Anyway, if Kitna could be anyone, it’d probably be Joseph of Aramathea.
Travis Henry – Early Shawn Kemp
DeAngelo Hall – Michael Vick
Alex Rodriguez – Derek Jeter
Derek Jeter – Muscle Bound Female Stripper
I don’t know which one should be more offended by the Shockey-Winehouse comparison, but it’s brilliant.
As for Quincy Carter, anyone who’s heard him “speak” knows that his natural costume is Mushmouth from the Fat Albert crew.
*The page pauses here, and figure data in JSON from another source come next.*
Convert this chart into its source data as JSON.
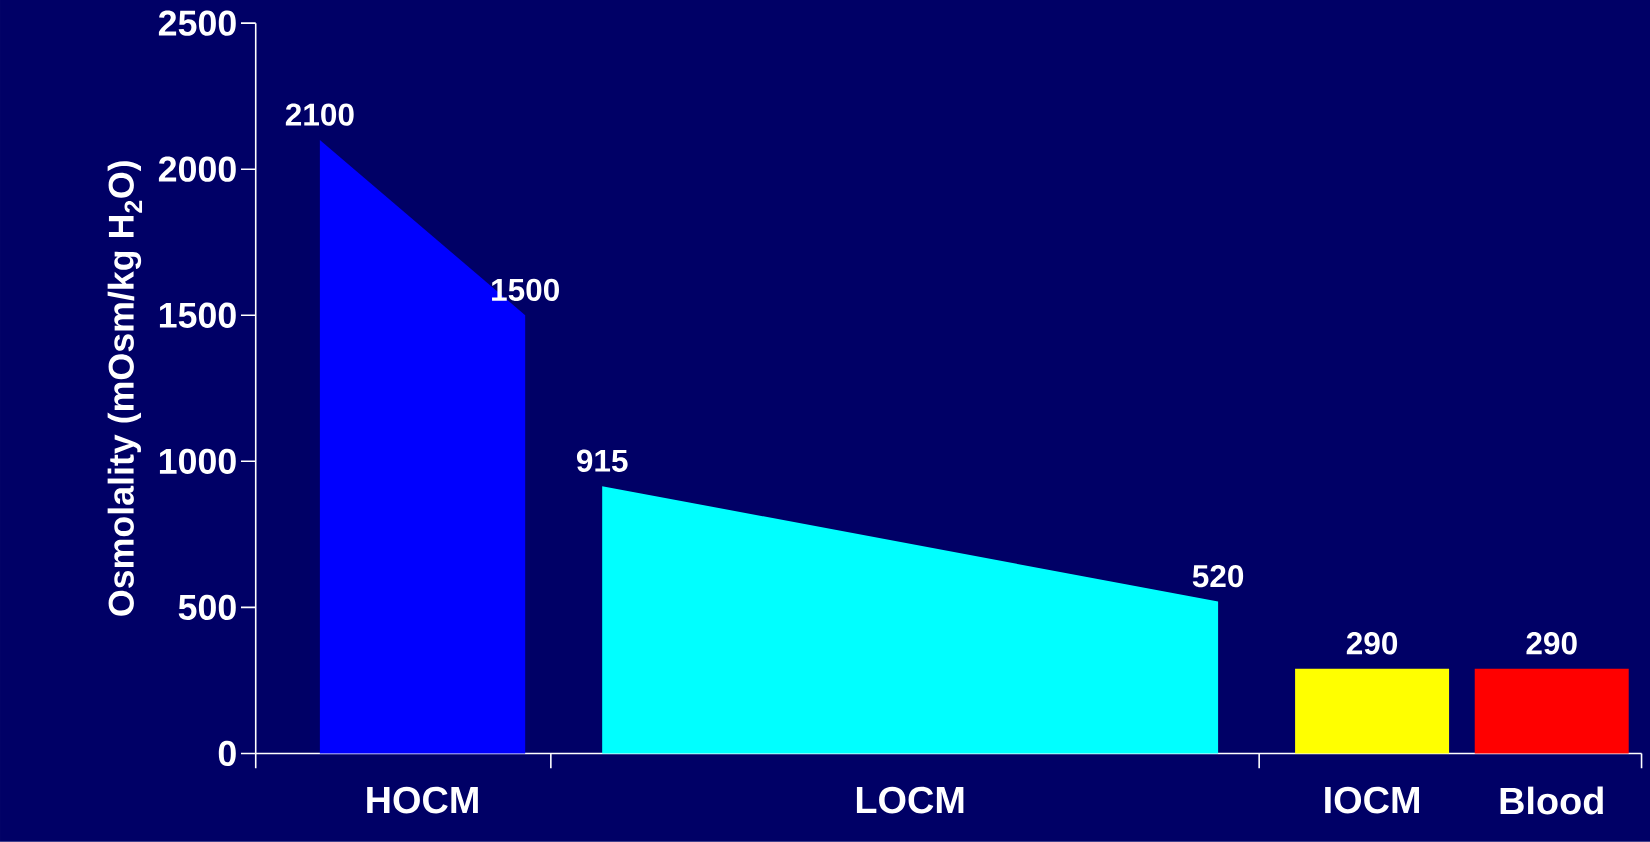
{
  "chart_data": {
    "type": "area",
    "ylabel": "Osmolality (mOsm/kg H$_{2}$O)",
    "categories": [
      null,
      null,
      null,
      null,
      null,
      null,
      null,
      null,
      null,
      null,
      null,
      null,
      null,
      null,
      null,
      null,
      null,
      null,
      null,
      null,
      null,
      null,
      null,
      null,
      null,
      null,
      null,
      null,
      null,
      null,
      null,
      null,
      null,
      null,
      null,
      null,
      null,
      null,
      null,
      null,
      null,
      null,
      null,
      null,
      null,
      null,
      null,
      null,
      null,
      null,
      null,
      null,
      null,
      null
    ],
    "series": [
      {
        "color": "#0000ff",
        "values": [
          null,
          null,
          2100,
          null,
          null,
          null,
          null,
          null,
          null,
          null,
          1500,
          null,
          null,
          null,
          null,
          null,
          null,
          null,
          null,
          null,
          null,
          null,
          null,
          null,
          null,
          null,
          null,
          null,
          null,
          null,
          null,
          null,
          null,
          null,
          null,
          null,
          null,
          null,
          null,
          null,
          null,
          null,
          null,
          null,
          null,
          null,
          null,
          null,
          null,
          null,
          null,
          null,
          null,
          null
        ],
        "value_labels": [
          null,
          null,
          "2100",
          null,
          null,
          null,
          null,
          null,
          null,
          null,
          "1500",
          null,
          null,
          null,
          null,
          null,
          null,
          null,
          null,
          null,
          null,
          null,
          null,
          null,
          null,
          null,
          null,
          null,
          null,
          null,
          null,
          null,
          null,
          null,
          null,
          null,
          null,
          null,
          null,
          null,
          null,
          null,
          null,
          null,
          null,
          null,
          null,
          null,
          null,
          null,
          null,
          null,
          null,
          null
        ]
      },
      {
        "color": "#00ffff",
        "values": [
          null,
          null,
          null,
          null,
          null,
          null,
          null,
          null,
          null,
          null,
          null,
          null,
          null,
          915,
          null,
          null,
          null,
          null,
          null,
          null,
          null,
          null,
          null,
          null,
          null,
          null,
          null,
          null,
          null,
          null,
          null,
          null,
          null,
          null,
          null,
          null,
          null,
          520,
          null,
          null,
          null,
          null,
          null,
          null,
          null,
          null,
          null,
          null,
          null,
          null,
          null,
          null,
          null,
          null
        ],
        "value_labels": [
          null,
          null,
          null,
          null,
          null,
          null,
          null,
          null,
          null,
          null,
          null,
          null,
          null,
          "915",
          null,
          null,
          null,
          null,
          null,
          null,
          null,
          null,
          null,
          null,
          null,
          null,
          null,
          null,
          null,
          null,
          null,
          null,
          null,
          null,
          null,
          null,
          null,
          "520",
          null,
          null,
          null,
          null,
          null,
          null,
          null,
          null,
          null,
          null,
          null,
          null,
          null,
          null,
          null,
          null
        ]
      },
      {
        "color": "#ffff00",
        "values": [
          null,
          null,
          null,
          null,
          null,
          null,
          null,
          null,
          null,
          null,
          null,
          null,
          null,
          null,
          null,
          null,
          null,
          null,
          null,
          null,
          null,
          null,
          null,
          null,
          null,
          null,
          null,
          null,
          null,
          null,
          null,
          null,
          null,
          null,
          null,
          null,
          null,
          null,
          null,
          null,
          290,
          null,
          null,
          290,
          null,
          null,
          290,
          null,
          null,
          null,
          null,
          null,
          null,
          null
        ],
        "value_labels": [
          null,
          null,
          null,
          null,
          null,
          null,
          null,
          null,
          null,
          null,
          null,
          null,
          null,
          null,
          null,
          null,
          null,
          null,
          null,
          null,
          null,
          null,
          null,
          null,
          null,
          null,
          null,
          null,
          null,
          null,
          null,
          null,
          null,
          null,
          null,
          null,
          null,
          null,
          null,
          null,
          null,
          null,
          null,
          "290",
          null,
          null,
          null,
          null,
          null,
          null,
          null,
          null,
          null,
          null
        ]
      },
      {
        "color": "#ff0000",
        "values": [
          null,
          null,
          null,
          null,
          null,
          null,
          null,
          null,
          null,
          null,
          null,
          null,
          null,
          null,
          null,
          null,
          null,
          null,
          null,
          null,
          null,
          null,
          null,
          null,
          null,
          null,
          null,
          null,
          null,
          null,
          null,
          null,
          null,
          null,
          null,
          null,
          null,
          null,
          null,
          null,
          null,
          null,
          null,
          null,
          null,
          null,
          null,
          290,
          null,
          null,
          290,
          null,
          null,
          290
        ],
        "value_labels": [
          null,
          null,
          null,
          null,
          null,
          null,
          null,
          null,
          null,
          null,
          null,
          null,
          null,
          null,
          null,
          null,
          null,
          null,
          null,
          null,
          null,
          null,
          null,
          null,
          null,
          null,
          null,
          null,
          null,
          null,
          null,
          null,
          null,
          null,
          null,
          null,
          null,
          null,
          null,
          null,
          null,
          null,
          null,
          null,
          null,
          null,
          null,
          null,
          null,
          null,
          "290",
          null,
          null,
          null
        ]
      }
    ],
    "annotations": [
      "HOCM",
      "LOCM",
      "IOCM",
      "Blood"
    ],
    "ylim": [
      0,
      2500
    ],
    "yticks": [
      0,
      500,
      1000,
      1500,
      2000,
      2500
    ]
  }
}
Travis Henry – Ricky Williams
Jerry Jones – Yosemite Sam
Bob Saunders — Fred “The Hammer” Williamson
Brian Urlacher — Beldar Conehead
Rex Grossman — Tony Romo
Mike Tirico — Bryan Gumbel
Shannon Sharpe — Jar Jar Binks (same as last year, and the year before0
Joe Buck – Joseph Smith
Wes Welker – Giselle Bundchen
Kellen Winslow – Coast Guardsman
Carson Palmer – Carson Palmer circa 2005
Derek Anderson – Tony Romo
Brian Leonard – Brian Leonard in blackface
Hey, Brady Quinn is way prettier than Sarah Jessica Parker.
No homo.
The Jets – A real NFL Team
Al Davis- Emperor Palpatine
Oh wait, no need to dress up, they’re the same person.
yah nothing is gonna beat Jeff George as Uncle Rico, although T.J. Housh as Prnce Akeem would be close.
Brady Quinn – Dorothy from the Wizard of Oz
Chad Pennington – Kellen Clemens
Eric Mangini – Bill Belicheck
Bill Belicheck – himself
Andy Reid will be going as Mike Holmgrem…dressed as William Howard Taft.
Tohy Siragusa – A refrigerator
Tom Brady – Son of a Bitch
Mike Shanahan – The rat from that Charlotte’s Web cartoon
Cleo Lemon – Lime
jim sorgi – wesley crusher?
Tavaris Jackson – Randall Cunningham
(mostly in the hopes that he will get struck by lightning and turn into Randall Cunningham)
JP Losman – Mr. Bill from SNL
Tony Kornheiser – Brett Favre’s jock strap
Shaun Alexander – Tiki Barber, after chugging four bottles of Nyquil
Tom Brady – Lieutenant Dan
This, of course, after Dwight Freeney catches him on the way home tonight and gives a cheap shot to his kneecaps, collects the $50 and Reese’s, all while doing America a great service.
Corey Dillon’s neck – a Sharpee
Jared Lorenzen – Farva from Super Troopers
Halloween isn’t a holiday but the Friday/Saturday closest to the 31st is. Boobies and booze, that’s exactly how my bible defines a holiday.